#RestInPeace

If a public figure’s name is trending on Twitter, you can generally assume one of the following: They just cut their hair (GASP!), updated their relationship status or died.

If a public figure’s name is trending on Twitter, you can generally assume one of the following: They just cut their hair (GASP!), updated their relationship status or died. More and more frequently I am discovering that a famous person has passed away the same way I find out a lot of stuff these days — through social media.

I already believe there’s a sense of desperation in messaging a superstar. (Out of all the delusional Facebook requests Lady Gaga receives in a day, do you really think she’s going to respond to comment No. 170,983?) And when a celebrity passes away, their blog, Facebook page and Twitter feed flood with everything from cheap, meaningless “RIP!”s to thoughtful reflections on the star’s impact on one’s life. It’s kind of weird, but so is being in the spotlight. It’s different for the rest of us, as regular humans. Isn’t it?

Several weeks ago, I was in a Facebook wormhole when I noticed a number of my friends posting cryptic messages on the wall of another. While I was “FB friends” with this individual, we by no means had a deep or personal relationship. We were mostly acquaintances with mutual associates. (Twenty-three to be exact. Thanks for the stats, Zuck.) Because of the nature of these incoming posts inexplicably popping up on my feed, I could tell something serious had happened: an illness, injury or death.

I immediately felt like an involuntary voyeur — it’s one thing to browse pictures of your estranged best-friend-from-third-grade’s wedding; it’s another to learn serious news in such an impersonal way. This friend’s wall became something of a memorial as stories, questions and updates filled the page. While the fine line between sharing memories and spreading gossip made me incredibly uncomfortable, it was clearly some people’s only means of communication on the subject.

Sites like Twitter and Facebook are used as much for connecting friends as they are for sharing content and breaking news. Should a regular, non-famous person’s death be treated like that? A race to share a memory of the deceased first?
Not long after I began thinking about this, my mother called to inform me that my uncle had passed away. It wasn’t a shock — he’d been sick for some time, and he was ready. I was mostly relieved he was no longer in pain. Later that night, during another Facebook scroll-fest, I noticed a family friend had posted about my uncle’s death just minutes after my mother called me. I didn’t feel as uneasy as with the previous situation; he was as much her friend as he was my uncle, and it was a subtle, respectful post. Thankfully, I had heard the news in advance. But it further pushed me to ask: What happens to Facebook when you die?

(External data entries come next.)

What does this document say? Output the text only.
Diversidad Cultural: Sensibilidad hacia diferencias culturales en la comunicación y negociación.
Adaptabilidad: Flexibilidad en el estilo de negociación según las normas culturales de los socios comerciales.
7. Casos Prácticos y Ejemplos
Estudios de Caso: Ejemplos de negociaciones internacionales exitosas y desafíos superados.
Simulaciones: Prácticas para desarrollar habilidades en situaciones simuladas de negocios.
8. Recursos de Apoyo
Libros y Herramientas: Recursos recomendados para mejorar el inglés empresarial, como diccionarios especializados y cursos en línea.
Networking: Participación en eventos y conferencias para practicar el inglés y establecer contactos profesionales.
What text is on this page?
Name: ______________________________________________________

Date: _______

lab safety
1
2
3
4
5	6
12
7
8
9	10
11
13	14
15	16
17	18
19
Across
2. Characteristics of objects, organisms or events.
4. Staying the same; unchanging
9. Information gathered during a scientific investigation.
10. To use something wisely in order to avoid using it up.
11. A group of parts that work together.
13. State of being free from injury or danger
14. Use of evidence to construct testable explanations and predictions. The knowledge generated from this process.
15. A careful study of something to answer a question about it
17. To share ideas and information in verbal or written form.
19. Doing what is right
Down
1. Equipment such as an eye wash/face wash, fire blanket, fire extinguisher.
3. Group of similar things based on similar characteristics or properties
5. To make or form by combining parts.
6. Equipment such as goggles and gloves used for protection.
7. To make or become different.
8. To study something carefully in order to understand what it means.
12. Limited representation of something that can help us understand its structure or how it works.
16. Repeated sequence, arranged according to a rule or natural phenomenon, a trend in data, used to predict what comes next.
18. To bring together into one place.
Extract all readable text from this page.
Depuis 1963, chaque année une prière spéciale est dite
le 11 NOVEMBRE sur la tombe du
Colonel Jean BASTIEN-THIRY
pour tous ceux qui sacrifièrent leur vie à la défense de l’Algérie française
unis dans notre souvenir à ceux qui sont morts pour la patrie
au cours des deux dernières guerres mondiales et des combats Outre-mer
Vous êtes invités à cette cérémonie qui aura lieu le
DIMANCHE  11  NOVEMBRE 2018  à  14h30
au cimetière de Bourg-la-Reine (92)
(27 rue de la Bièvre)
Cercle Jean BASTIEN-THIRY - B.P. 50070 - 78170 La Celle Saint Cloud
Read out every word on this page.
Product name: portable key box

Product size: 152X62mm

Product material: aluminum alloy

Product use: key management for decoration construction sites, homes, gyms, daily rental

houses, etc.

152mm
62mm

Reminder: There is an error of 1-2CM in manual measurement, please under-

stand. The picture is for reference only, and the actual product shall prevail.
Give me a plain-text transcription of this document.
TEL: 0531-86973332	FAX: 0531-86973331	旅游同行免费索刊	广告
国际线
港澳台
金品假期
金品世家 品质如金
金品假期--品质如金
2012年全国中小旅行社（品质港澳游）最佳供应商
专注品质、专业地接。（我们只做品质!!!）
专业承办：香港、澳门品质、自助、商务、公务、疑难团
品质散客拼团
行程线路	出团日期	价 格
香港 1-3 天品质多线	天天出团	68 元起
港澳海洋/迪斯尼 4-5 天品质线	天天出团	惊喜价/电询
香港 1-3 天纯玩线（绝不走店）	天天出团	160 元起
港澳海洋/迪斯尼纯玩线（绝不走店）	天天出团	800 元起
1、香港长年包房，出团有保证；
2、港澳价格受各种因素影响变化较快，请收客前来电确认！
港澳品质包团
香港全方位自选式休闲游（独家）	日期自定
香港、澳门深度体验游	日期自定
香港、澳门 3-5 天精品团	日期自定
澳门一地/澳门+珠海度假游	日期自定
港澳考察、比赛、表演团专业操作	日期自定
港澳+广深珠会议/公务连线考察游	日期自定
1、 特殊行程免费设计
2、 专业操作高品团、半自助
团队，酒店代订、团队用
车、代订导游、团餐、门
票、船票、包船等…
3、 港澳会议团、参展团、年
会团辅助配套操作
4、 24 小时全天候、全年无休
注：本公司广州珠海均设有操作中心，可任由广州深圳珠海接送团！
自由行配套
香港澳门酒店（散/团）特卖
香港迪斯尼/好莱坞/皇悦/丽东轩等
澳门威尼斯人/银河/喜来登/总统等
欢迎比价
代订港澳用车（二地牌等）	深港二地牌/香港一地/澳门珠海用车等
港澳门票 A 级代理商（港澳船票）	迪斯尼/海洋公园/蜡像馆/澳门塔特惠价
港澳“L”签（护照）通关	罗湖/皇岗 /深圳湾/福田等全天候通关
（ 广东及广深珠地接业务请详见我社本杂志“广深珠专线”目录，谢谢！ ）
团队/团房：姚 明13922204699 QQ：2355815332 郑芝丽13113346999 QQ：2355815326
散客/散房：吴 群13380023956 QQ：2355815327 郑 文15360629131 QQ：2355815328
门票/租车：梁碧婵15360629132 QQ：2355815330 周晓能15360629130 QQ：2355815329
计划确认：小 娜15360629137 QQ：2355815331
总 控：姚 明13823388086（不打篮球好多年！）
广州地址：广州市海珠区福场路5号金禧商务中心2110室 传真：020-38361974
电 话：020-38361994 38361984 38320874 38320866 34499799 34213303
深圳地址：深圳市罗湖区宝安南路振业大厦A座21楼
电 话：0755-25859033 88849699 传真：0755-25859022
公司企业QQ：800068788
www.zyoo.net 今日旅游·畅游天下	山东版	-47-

Our Internet identities outliving us can be awesome or terrifying, depending on who you are and what you believe. If you plan on looking down from a comfy cloud and seeing your friends’ notes on your defunct Tumblr, maybe that’s cool. Your legacy outlived you. But if you think there’s a possibility you won’t become a ghost/angel/zombie secretly spying on naked people and tricking your friends (well, that’s what I’d do post-mortem), it’s a bit odd and almost sad to think of people reaching out without getting a “like” back from you.

I remembered a This American Life story, from the most recent theater event, about a photographer whose images were discovered years after her death. Vivian Maier was a very peculiar, incredibly private street photographer. The few alive who knew her agreed she would not want her photographs circling around the world in 2012. But these pictures are undeniably incredible black-and-whites capturing palpable energy and emotion. People love them, and Maier is nowhere around to deal with unwanted fame or attention. What harm does it do to share them, despite her assumed wishes?

I suppose the same idea carries over to coping with death. We like to think we honor a deceased person’s memory, but what we really want to do is honor our memories of them. People in grief need to cope, to somehow keep their loved one’s memory alive. If writing open letters on a social network helps a person deal, who’s to say that’s so bad?
Personally, I’m uncomfortable with the thought of people posting memories about a dead me on the Internet, but, furthermore, I’m uncomfortable with the thought of one day dying. Beyond that, I suppose I do want my loved ones to cope in whatever way works for them. If I end up with a posthumous hashtag, so be it.